His intent in publishing the cartoons, he told her, was to inform, but for the record he will state that his intent was to offend. Such is the right of free speech in a free country, and how dare the government of Alberta dictate whether his opinions – or anyone else's – are "reasonable"? Public offence is the price of political freedom and social progress.

And how dare the government of Alberta mandate bureaucrats to order people to apologize? No law in Canada compels sex-murderer Karla Homolka to apologize. How can the government of Alberta demand of Ezra Levant that he lie about feeling remorse for an offence he does not admit having committed, an offence which so clearly should enjoy the protection of free speech?

Levant is plainly heading for the Supreme Court of Canada. I'm saddened to say there he will find no relief. The SCC has already ruled that discrimination exists if people of a protected status feel discriminated against. Truth is not a defence. Objective proof is not necessary. Free speech is not a defence. This has recently become settled law.
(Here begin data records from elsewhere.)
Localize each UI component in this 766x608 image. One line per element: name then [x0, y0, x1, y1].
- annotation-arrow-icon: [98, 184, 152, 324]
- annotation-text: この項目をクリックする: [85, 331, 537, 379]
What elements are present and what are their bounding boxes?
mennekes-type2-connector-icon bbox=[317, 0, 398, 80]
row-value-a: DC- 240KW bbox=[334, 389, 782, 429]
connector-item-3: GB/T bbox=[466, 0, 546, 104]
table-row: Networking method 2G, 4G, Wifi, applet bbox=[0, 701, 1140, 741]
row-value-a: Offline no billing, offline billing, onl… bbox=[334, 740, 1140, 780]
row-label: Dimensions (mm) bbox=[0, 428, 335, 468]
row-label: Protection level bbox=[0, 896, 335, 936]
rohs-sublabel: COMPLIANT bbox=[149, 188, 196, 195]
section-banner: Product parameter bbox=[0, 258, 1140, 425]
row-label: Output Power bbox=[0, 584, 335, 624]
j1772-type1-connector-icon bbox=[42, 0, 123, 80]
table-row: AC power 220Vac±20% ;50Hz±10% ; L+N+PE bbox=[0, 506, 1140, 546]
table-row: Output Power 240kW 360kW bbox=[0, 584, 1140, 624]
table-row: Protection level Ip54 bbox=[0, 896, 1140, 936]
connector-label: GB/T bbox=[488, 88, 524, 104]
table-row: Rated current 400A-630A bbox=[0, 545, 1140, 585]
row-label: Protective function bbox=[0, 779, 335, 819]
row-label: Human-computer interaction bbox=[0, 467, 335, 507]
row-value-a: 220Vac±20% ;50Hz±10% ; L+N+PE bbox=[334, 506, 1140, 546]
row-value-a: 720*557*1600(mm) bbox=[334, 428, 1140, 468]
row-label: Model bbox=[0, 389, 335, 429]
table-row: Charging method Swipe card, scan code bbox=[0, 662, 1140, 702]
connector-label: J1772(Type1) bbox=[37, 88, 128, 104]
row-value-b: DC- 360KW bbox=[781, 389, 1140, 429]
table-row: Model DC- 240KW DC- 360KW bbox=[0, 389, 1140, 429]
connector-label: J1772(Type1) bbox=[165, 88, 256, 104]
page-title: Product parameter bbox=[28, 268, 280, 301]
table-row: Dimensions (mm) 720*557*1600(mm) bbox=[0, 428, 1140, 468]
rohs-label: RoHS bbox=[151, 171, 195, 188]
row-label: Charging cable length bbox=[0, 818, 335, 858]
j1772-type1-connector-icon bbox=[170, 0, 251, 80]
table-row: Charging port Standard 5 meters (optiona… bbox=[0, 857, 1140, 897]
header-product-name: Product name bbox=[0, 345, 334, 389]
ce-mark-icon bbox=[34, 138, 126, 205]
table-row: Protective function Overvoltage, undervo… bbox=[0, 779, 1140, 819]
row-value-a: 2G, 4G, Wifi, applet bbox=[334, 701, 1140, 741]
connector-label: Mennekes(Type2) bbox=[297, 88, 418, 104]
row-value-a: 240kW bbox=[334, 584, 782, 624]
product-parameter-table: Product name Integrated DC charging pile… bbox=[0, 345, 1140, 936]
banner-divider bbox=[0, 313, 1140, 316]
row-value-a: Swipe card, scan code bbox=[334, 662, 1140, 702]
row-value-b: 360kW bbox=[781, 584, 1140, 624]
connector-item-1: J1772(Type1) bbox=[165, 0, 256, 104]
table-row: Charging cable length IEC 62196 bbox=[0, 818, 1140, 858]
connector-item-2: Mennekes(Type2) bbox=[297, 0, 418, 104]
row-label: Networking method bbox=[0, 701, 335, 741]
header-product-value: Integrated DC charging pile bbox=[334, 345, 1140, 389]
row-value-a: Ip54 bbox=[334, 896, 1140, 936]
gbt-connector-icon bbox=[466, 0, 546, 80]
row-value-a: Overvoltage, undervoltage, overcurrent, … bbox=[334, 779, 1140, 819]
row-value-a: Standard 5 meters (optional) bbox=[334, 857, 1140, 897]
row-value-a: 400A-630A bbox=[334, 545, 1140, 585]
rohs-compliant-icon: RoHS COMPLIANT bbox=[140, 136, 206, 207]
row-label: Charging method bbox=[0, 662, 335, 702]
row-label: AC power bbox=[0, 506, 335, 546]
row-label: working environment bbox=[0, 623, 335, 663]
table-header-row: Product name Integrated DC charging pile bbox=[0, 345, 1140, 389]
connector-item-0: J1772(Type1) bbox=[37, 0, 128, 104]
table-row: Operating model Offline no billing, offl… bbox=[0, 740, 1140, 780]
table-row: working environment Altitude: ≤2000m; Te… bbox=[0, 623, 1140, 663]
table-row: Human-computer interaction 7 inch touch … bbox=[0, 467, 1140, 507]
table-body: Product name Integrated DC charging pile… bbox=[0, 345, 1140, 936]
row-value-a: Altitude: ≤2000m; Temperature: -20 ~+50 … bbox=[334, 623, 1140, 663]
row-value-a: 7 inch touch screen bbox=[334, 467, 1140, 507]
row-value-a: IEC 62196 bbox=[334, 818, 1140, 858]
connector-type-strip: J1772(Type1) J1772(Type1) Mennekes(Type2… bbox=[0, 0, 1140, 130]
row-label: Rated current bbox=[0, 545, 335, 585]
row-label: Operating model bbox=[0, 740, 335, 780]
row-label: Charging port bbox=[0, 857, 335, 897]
The only solution, I believe, lies with the politicians who passed these Draconian anti-discrimination acts across Canada 30 and 40 years ago. And only cases like Ezra's will force them to deal with it.

The acts should either be repealed entirely, or substantially revised. People, of course, "discriminate" all the time, and must. We discriminate when we pick our friends, our clients, our neighborhoods, our children's companions, our politicians, our tenants, our taxi drivers, our employees, our customers, our lifestyles, our churches, our opinions, our entertainment and our spouses.

If we insist on the government approving which of these discriminatory acts of ours are "reasonable," at least let guilt or innocence be decided by a jury of ordinary citizens, not by agenda-driven bureaucrats and political flunkies with a "strong background in equality issues." Let it be before a properly constituted and independent provincial court, not a hanging-court with no rules of evidence convened by some second-tier provincial government ministry. Don't give every left-liberal cause-pleading government-funded "equality" group in Canada a right to intervene. Let the complainant, not the government, have responsibility to pursue the complaint. And let the complainant, if he loses, pay the costs of the unjustly accused, as with any other civil litigation.

And finally, let the law clearly stipulate that the traditional freedoms of speech, association and belief are more important to our society than the right of this or that professional complainer to feel "equal."

On this basis, freedom and justice would once again prevail. In fact, human rights cases would soon disappear. If the government stopped paying people to complain, they would stop complaining.

But until we have politicians with the courage and clarity of conviction to act, and news media with the guts and brains to write about it honestly, we should thank Ezra Levant for defying this "junk law" (his phrase), and support him.

That web site, again, is EzraLevant.com. ESR

Link Byfield is an Alberta senator-elect and chairman of the Citizens Centre. The Centre promotes the principles of personal freedom and responsible government.